Уже даже найдена женщина, которая в будущем, когда они оба вернутся домой, будет ухаживать за Анастасией Степановной…

Однако в конце июня Настя умерла. Сохранилось письмо, написанное дрожащей рукой больного Тышлера, почти без знаков препинания, из больницы в больницу своей верной подруге. Оно написано 18 июня 1963 года, — Настя еще жива.

«Дорогая Настя,

Я счастлив, что могу тебе хоть пару слов написать. Чувствую себя лучше. Сейчас прохожу лечебную физкультуру. <…>

Вот у меня нет больше сил писать, и сил нет в руках, и на душе тяжко.

Тебя я нежно обнимаю и крепко целую. Твой очень больной Саша.

Если начну сидеть, буду писать чаще».

Ответа от Насти он не ждал — у нее было плохо с глазами. Письмо передал кто-то из общих знакомых, возможно, Флора.

Смерть Насти от Тышлера поначалу скрыли. Похоронили ее без него. На похороны едва успела Белла, которая, навестив в больнице отца, о Насте ему не сказала.

В июле Тышлер — уже дома, на Масловке. Однако рядом с ним нет Насти, но есть Флора.

Горе и радость переплелись, перемешались. Впоследствии Тышлер напишет Белле, как он вместе с Флорой и женой покойного двоюродного брата посетили могилу Насти — он хочет оформить ее могилу «скромно и просто», и само это место «тихое и скромное, какой была сама Настя».

А еще находясь в больнице, он напишет Белле: «…после известия о смерти Насти я, конечно, опять сдал, но теперь понемногу отхожу, но прийти в себя не могу. Плохо сплю и — появилось большое какое-то тревожное состояние. Совесть у меня перед ней чиста. Я долгие годы был возле нее, я все делал, что было в силах моих, чтобы облегчить, продлить жизнь ее…»

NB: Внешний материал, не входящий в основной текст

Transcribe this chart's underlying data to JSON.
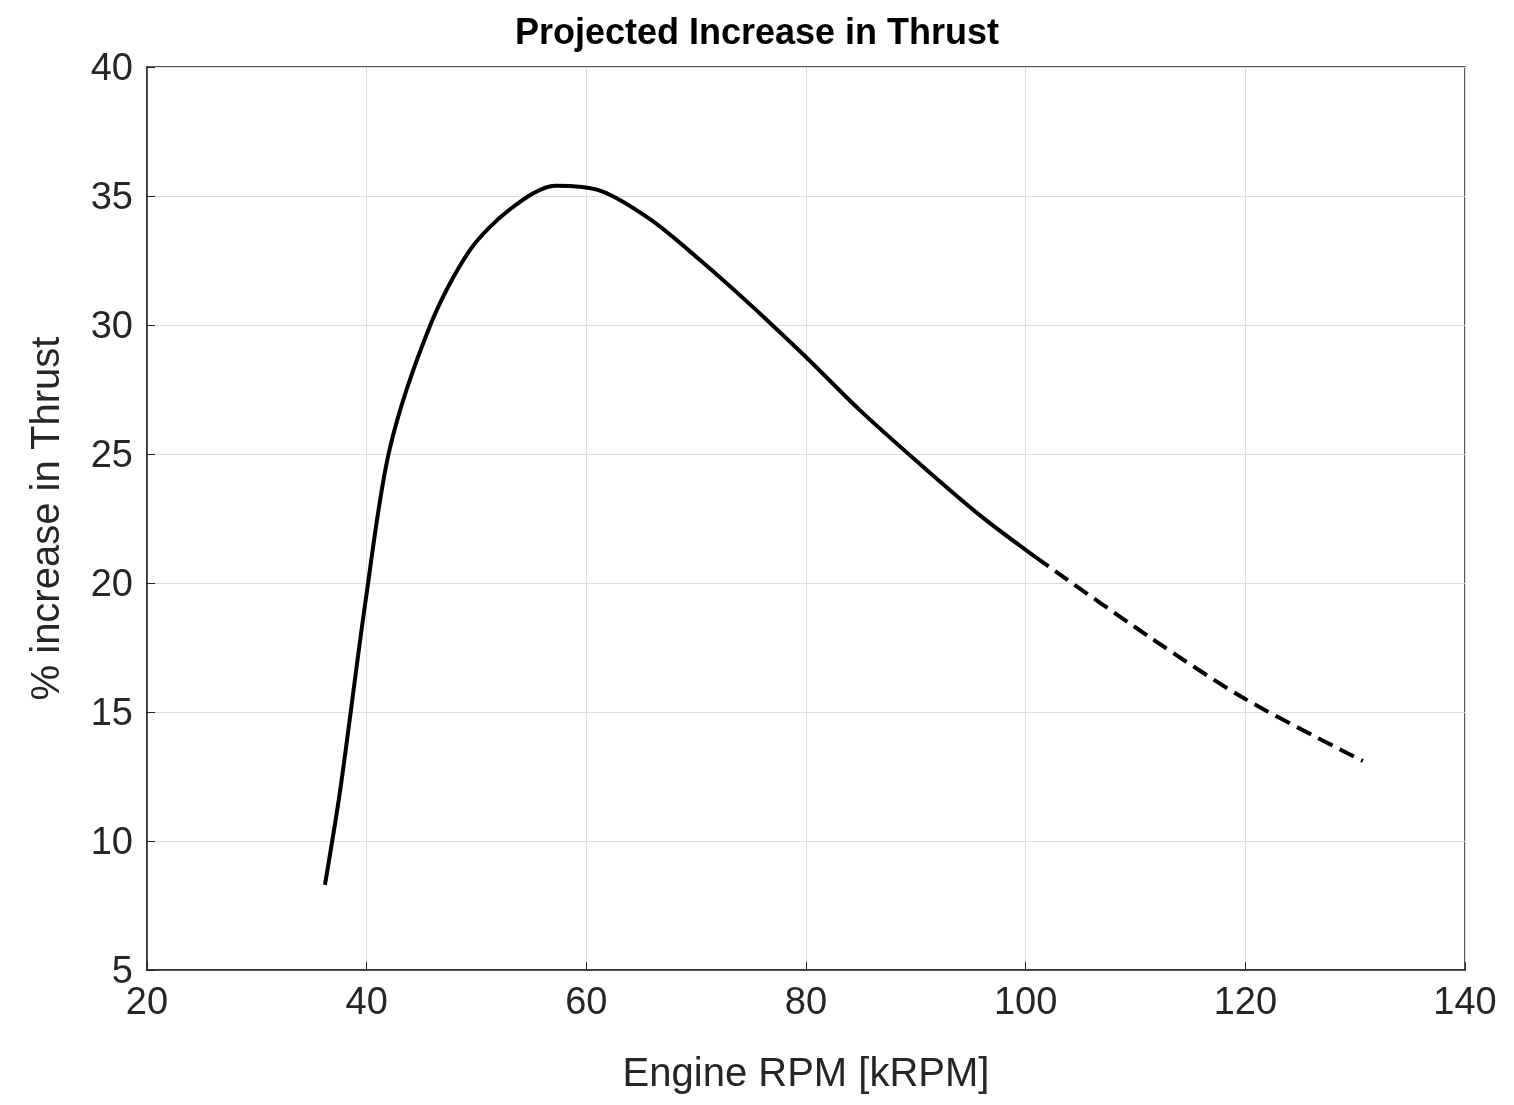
{
  "chart_data": {
    "type": "line",
    "title": "Projected Increase in Thrust",
    "xlabel": "Engine RPM [kRPM]",
    "ylabel": "% increase in Thrust",
    "xlim": [
      20,
      140
    ],
    "xticks": [
      20,
      40,
      60,
      80,
      100,
      120,
      140
    ],
    "ylim": [
      5,
      40
    ],
    "yticks": [
      5,
      10,
      15,
      20,
      25,
      30,
      35,
      40
    ],
    "grid": true,
    "marker": "none",
    "series": [
      {
        "color": "#000000",
        "line_style": "solid",
        "x": [
          36.2,
          37.6,
          39.9,
          42.1,
          45.8,
          49.4,
          53.1,
          57.2,
          61.3,
          65.8,
          70.4,
          74.9,
          79.9,
          84.9,
          90.4,
          95.9,
          100.9
        ],
        "values": [
          8.3,
          12.0,
          19.3,
          25.2,
          30.0,
          32.9,
          34.5,
          35.4,
          35.2,
          34.1,
          32.5,
          30.8,
          28.8,
          26.7,
          24.6,
          22.6,
          21.0
        ]
      },
      {
        "color": "#000000",
        "line_style": "dashed",
        "x": [
          100.9,
          111.3,
          120,
          130.7
        ],
        "values": [
          21.0,
          17.9,
          15.5,
          13.1
        ]
      }
    ]
  }
}
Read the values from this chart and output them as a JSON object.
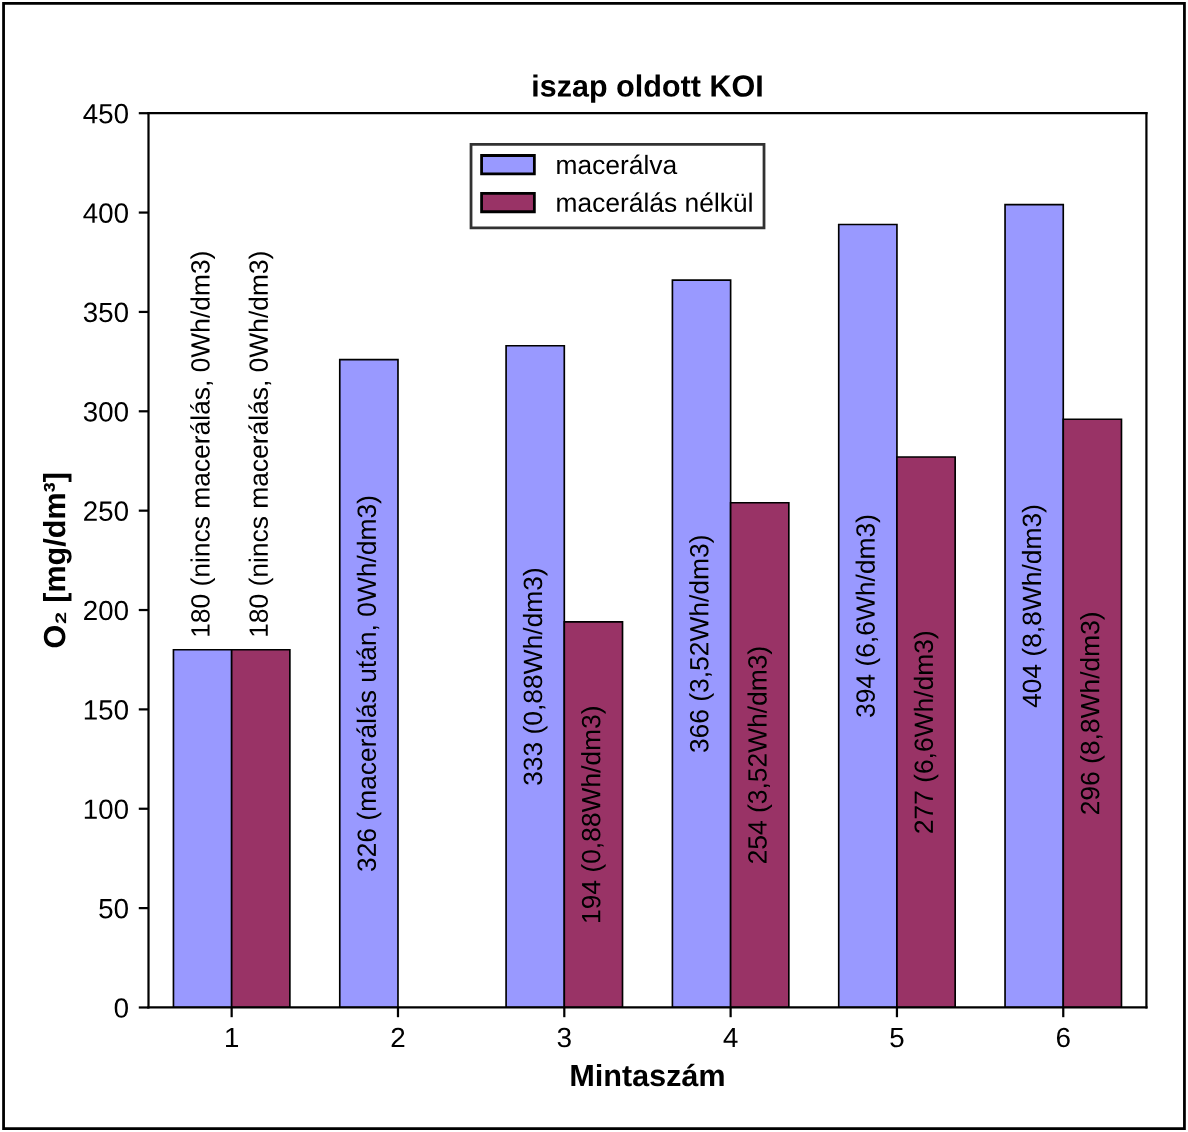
{
  "chart_data": {
    "type": "bar",
    "title": "iszap oldott KOI",
    "xlabel": "Mintaszám",
    "ylabel": "O₂ [mg/dm³]",
    "categories": [
      "1",
      "2",
      "3",
      "4",
      "5",
      "6"
    ],
    "series": [
      {
        "name": "macerálva",
        "color": "#9999ff",
        "values": [
          180,
          326,
          333,
          366,
          394,
          404
        ],
        "value_labels": [
          "180 (nincs macerálás, 0Wh/dm3)",
          "326 (macerálás után, 0Wh/dm3)",
          "333 (0,88Wh/dm3)",
          "366 (3,52Wh/dm3)",
          "394 (6,6Wh/dm3)",
          "404 (8,8Wh/dm3)"
        ]
      },
      {
        "name": "macerálás nélkül",
        "color": "#993366",
        "values": [
          180,
          null,
          194,
          254,
          277,
          296
        ],
        "value_labels": [
          "180 (nincs macerálás, 0Wh/dm3)",
          null,
          "194 (0,88Wh/dm3)",
          "254 (3,52Wh/dm3)",
          "277 (6,6Wh/dm3)",
          "296 (8,8Wh/dm3)"
        ]
      }
    ],
    "ylim": [
      0,
      450
    ],
    "yticks": [
      0,
      50,
      100,
      150,
      200,
      250,
      300,
      350,
      400,
      450
    ],
    "grid": false,
    "legend": "top"
  }
}
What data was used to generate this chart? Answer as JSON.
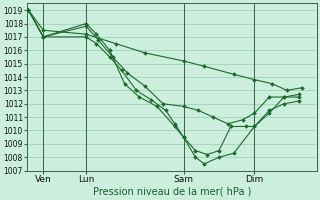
{
  "title": "",
  "xlabel": "Pression niveau de la mer( hPa )",
  "ylim": [
    1007,
    1019.5
  ],
  "xlim": [
    0.0,
    9.8
  ],
  "background_color": "#cceedd",
  "grid_color": "#99ccbb",
  "line_color": "#1a6b2a",
  "marker_color": "#1a6b2a",
  "xtick_labels": [
    "Ven",
    "Lun",
    "Sam",
    "Dim"
  ],
  "xtick_positions": [
    0.55,
    2.0,
    5.3,
    7.7
  ],
  "ytick_positions": [
    1007,
    1008,
    1009,
    1010,
    1011,
    1012,
    1013,
    1014,
    1015,
    1016,
    1017,
    1018,
    1019
  ],
  "series": [
    {
      "x": [
        0.05,
        0.55,
        2.0,
        3.0,
        4.0,
        5.3,
        6.0,
        7.0,
        7.7,
        8.3,
        8.8,
        9.3
      ],
      "y": [
        1019.0,
        1017.5,
        1017.2,
        1016.5,
        1015.8,
        1015.2,
        1014.8,
        1014.2,
        1013.8,
        1013.5,
        1013.0,
        1013.2
      ]
    },
    {
      "x": [
        0.05,
        0.55,
        2.0,
        2.4,
        2.9,
        3.4,
        4.0,
        4.6,
        5.3,
        5.8,
        6.3,
        6.8,
        7.3,
        7.7,
        8.2,
        8.7,
        9.2
      ],
      "y": [
        1019.0,
        1017.0,
        1017.8,
        1016.8,
        1015.5,
        1014.3,
        1013.3,
        1012.0,
        1011.8,
        1011.5,
        1011.0,
        1010.5,
        1010.8,
        1011.3,
        1012.5,
        1012.5,
        1012.5
      ]
    },
    {
      "x": [
        0.05,
        0.55,
        2.0,
        2.35,
        2.8,
        3.3,
        3.8,
        4.4,
        5.0,
        5.3,
        5.7,
        6.1,
        6.5,
        6.9,
        7.4,
        7.7,
        8.2,
        8.7,
        9.2
      ],
      "y": [
        1019.0,
        1017.0,
        1018.0,
        1017.2,
        1016.0,
        1013.5,
        1012.5,
        1011.8,
        1010.3,
        1009.5,
        1008.5,
        1008.2,
        1008.5,
        1010.3,
        1010.3,
        1010.3,
        1011.5,
        1012.0,
        1012.2
      ]
    },
    {
      "x": [
        0.05,
        0.55,
        2.0,
        2.35,
        2.8,
        3.2,
        3.7,
        4.2,
        4.7,
        5.0,
        5.3,
        5.7,
        6.0,
        6.5,
        7.0,
        7.7,
        8.2,
        8.7,
        9.2
      ],
      "y": [
        1019.0,
        1017.0,
        1017.0,
        1016.5,
        1015.5,
        1014.5,
        1013.0,
        1012.3,
        1011.5,
        1010.5,
        1009.5,
        1008.0,
        1007.5,
        1008.0,
        1008.3,
        1010.3,
        1011.3,
        1012.5,
        1012.7
      ]
    }
  ],
  "vlines": [
    0.55,
    2.0,
    5.3,
    7.7
  ],
  "vline_color": "#336644"
}
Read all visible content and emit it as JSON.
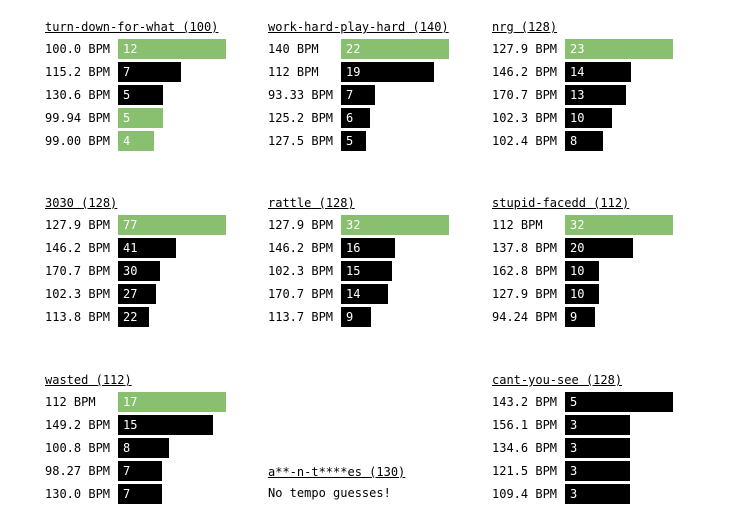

Есть летучий рисунок черным фломастером, помеченный как раз 1963 годом, в котором узнается Настя, но Настя — юная, в причудливом «театральном» наряде и в головном уборе, напоминающем домик с кровлей. Этот чудесный рисунок Флора Сыркина поместит и в своей книге о Тышлере, где он значится просто как «Театральный костюм», и в серию тышлеровских рисунков, попавших в книгу «Связующая нить. Александр Тышлер. Борис Пастернак» (Ставрополь, 1990), где он назван «Девушка в колпачке».

Флора рисунки подбирала «со смыслом» и наряду с теми, которые посвящались ей, выбрала несколько с «мифом» о первой жене.

В рисунке узнается ее поэтический образ — скромная причудница, чем-то опечаленная, стройная, в очерченном фломастером складчатом одеянии, склонившая головку в театральном колпачке. Тут есть отсыл к давней вдохновенной «Девушке под кровлей». Это же касается и рисунка 1964 года «Девушка с домиком», своеобразного графического варианта «Девушки под кровлей» — вплоть до озорных флажков, которыми окружен домик. Но глаза героини, некогда доверчиво, с близорукой рассеянностью распахнутые в мир, — теперь опущены. Лоб и правая половина лица заштрихованы почти до черноты. Образ производит впечатление глубокой печали.

Эти лирические воспоминания о первой жене чередуются с рисунками Флоры, помеченными тем же 1963 годом.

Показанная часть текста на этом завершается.